Format: ORAL

Živa Fier1*,Botjan Surina2, Manica Balant3, Peter Glasnovic1, Ivan Radosavljevic4,5, Nataa Fujs1, Slvia Castro6

1 Glagoljaška 8, 6000, Koper, Faculty of Mathematics, Natural Sciences and Information Technologies, University of Primorska, Slovenia 2 Lorenzov prolaz 1, Rijeka, Natural History Museum Rijeka, Croatia 3 Passeig del Migdia s.n., Parc de Montjuïc, 08038, Barcelona, Institut Botànic de Barcelona (IBB, CSIC–Ajuntament de Barcelona), Spain 4 Marulicev trg 9a, 10000, Zagreb, Division of Botany, Department of Biology, Faculty of Science, University of Zagreb, Croatia 5 Svetošimunska cesta 25, 10000, Zagreb, Centre of Excellence for Biodiversity and Molecular Plant Breeding, Croatia 6 Calçada Martim de Freitas, 3000-456, Coimbra, Centre for Functional Ecology–Science for People & the Planet, Department of Life Sciences, University of Coimbra, Portugal

The mating system plays a crucial role in shaping the genetic structures within and between plant populations. In this study we present Moehringia tommasinii (Caryophyllaceae), a chasmophytic plant species with a limited range in the northwestern Adriatic region. Our research focused on examining the population biology of the species by studying all five extant populations. Additionally, we included populations of the co-occurring and much more widely distributed M. muscosa, a closely related species with distinct ecological characteristics. To investigate mating patterns, we conducted reciprocal crosses within and between these two taxa. Molecular markers were also utilized to estimate gene flow within populations and between taxa. Our investigation considered various factors, such as the coefficient of inbreeding, population size, seed weight, pollen-to-ovule ratio, flower display size, and the presence of a selfing syndrome. Contrary to our expectations, a high variation in mating systems was observed among populations of M. tommasinii. These populations demonstrated genetic structuring, with population size positively correlated with both seed weight and pollen production. Although a selfing syndrome could not be confirmed due to the majority of selfing resulting from allogamous treatments, the occurrence of selfing was notable. In the presence of M. muscosa, particularly in a closely coexisting site, a distinct pattern of fruit production was observed in M. tommasinii following various pollination treatments. Molecular and morphometric data provided evidence of hybridization followed by local extinction at this site.

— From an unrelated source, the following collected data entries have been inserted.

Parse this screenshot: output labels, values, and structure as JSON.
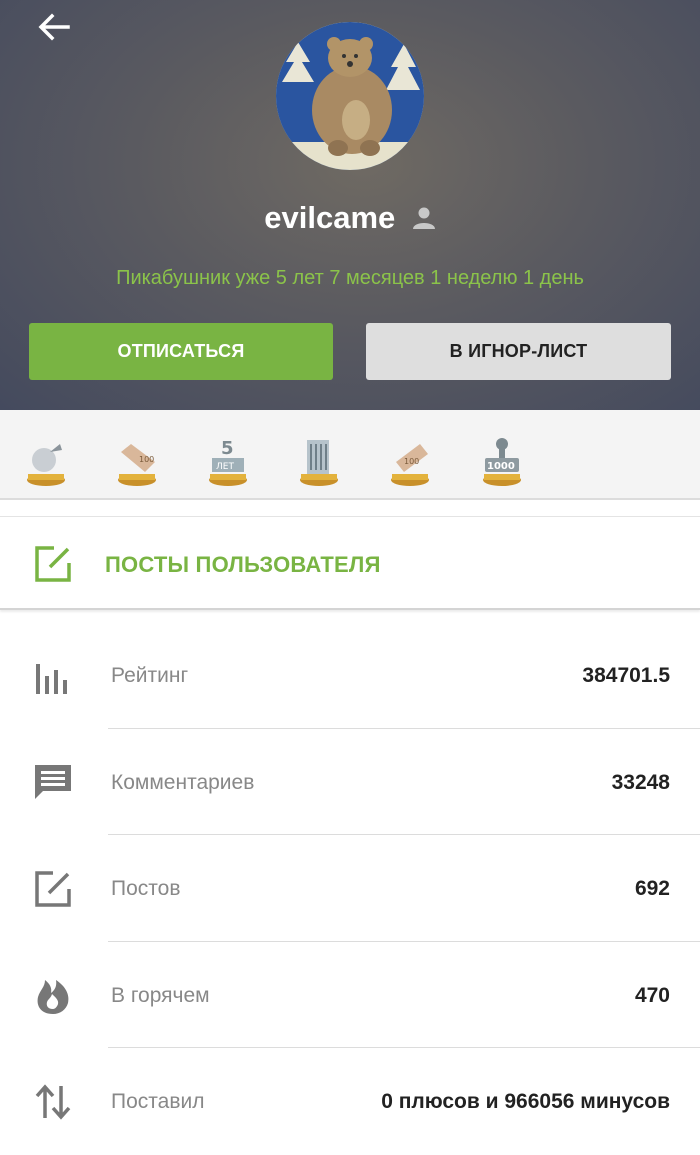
{
  "header": {
    "username": "evilcame",
    "tenure": "Пикабушник уже 5 лет 7 месяцев 1 неделю 1 день",
    "unsubscribe_label": "ОТПИСАТЬСЯ",
    "ignore_label": "В ИГНОР-ЛИСТ"
  },
  "awards": [
    {
      "icon": "award-apple-icon"
    },
    {
      "icon": "award-100-tag-icon",
      "text": "100"
    },
    {
      "icon": "award-5-years-icon",
      "text": "5 ЛЕТ"
    },
    {
      "icon": "award-building-icon"
    },
    {
      "icon": "award-100-ticket-icon",
      "text": "100"
    },
    {
      "icon": "award-1000-icon",
      "text": "1000"
    }
  ],
  "posts_link": {
    "label": "ПОСТЫ ПОЛЬЗОВАТЕЛЯ"
  },
  "stats": [
    {
      "icon": "rating-bars-icon",
      "label": "Рейтинг",
      "value": "384701.5"
    },
    {
      "icon": "comment-icon",
      "label": "Комментариев",
      "value": "33248"
    },
    {
      "icon": "edit-post-icon",
      "label": "Постов",
      "value": "692"
    },
    {
      "icon": "flame-icon",
      "label": "В горячем",
      "value": "470"
    },
    {
      "icon": "up-down-arrows-icon",
      "label": "Поставил",
      "value": "0 плюсов и 966056 минусов"
    }
  ],
  "colors": {
    "accent_green": "#79b443",
    "tenure_green": "#8bc34a",
    "icon_gray": "#777777"
  }
}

Population size emerged as the key factor influencing the mating system in genetically structured populations of M. tommasinii. While populations with higher selfing rates exhibited lighter seeds and reduced pollen production, these traits did not conclusively indicate the presence of a selfing syndrome. The detection of gene flow between M. tommasinii and sympatric M. muscosa suggested weak reproductive barriers between these taxa, potentially posing conservation challenges.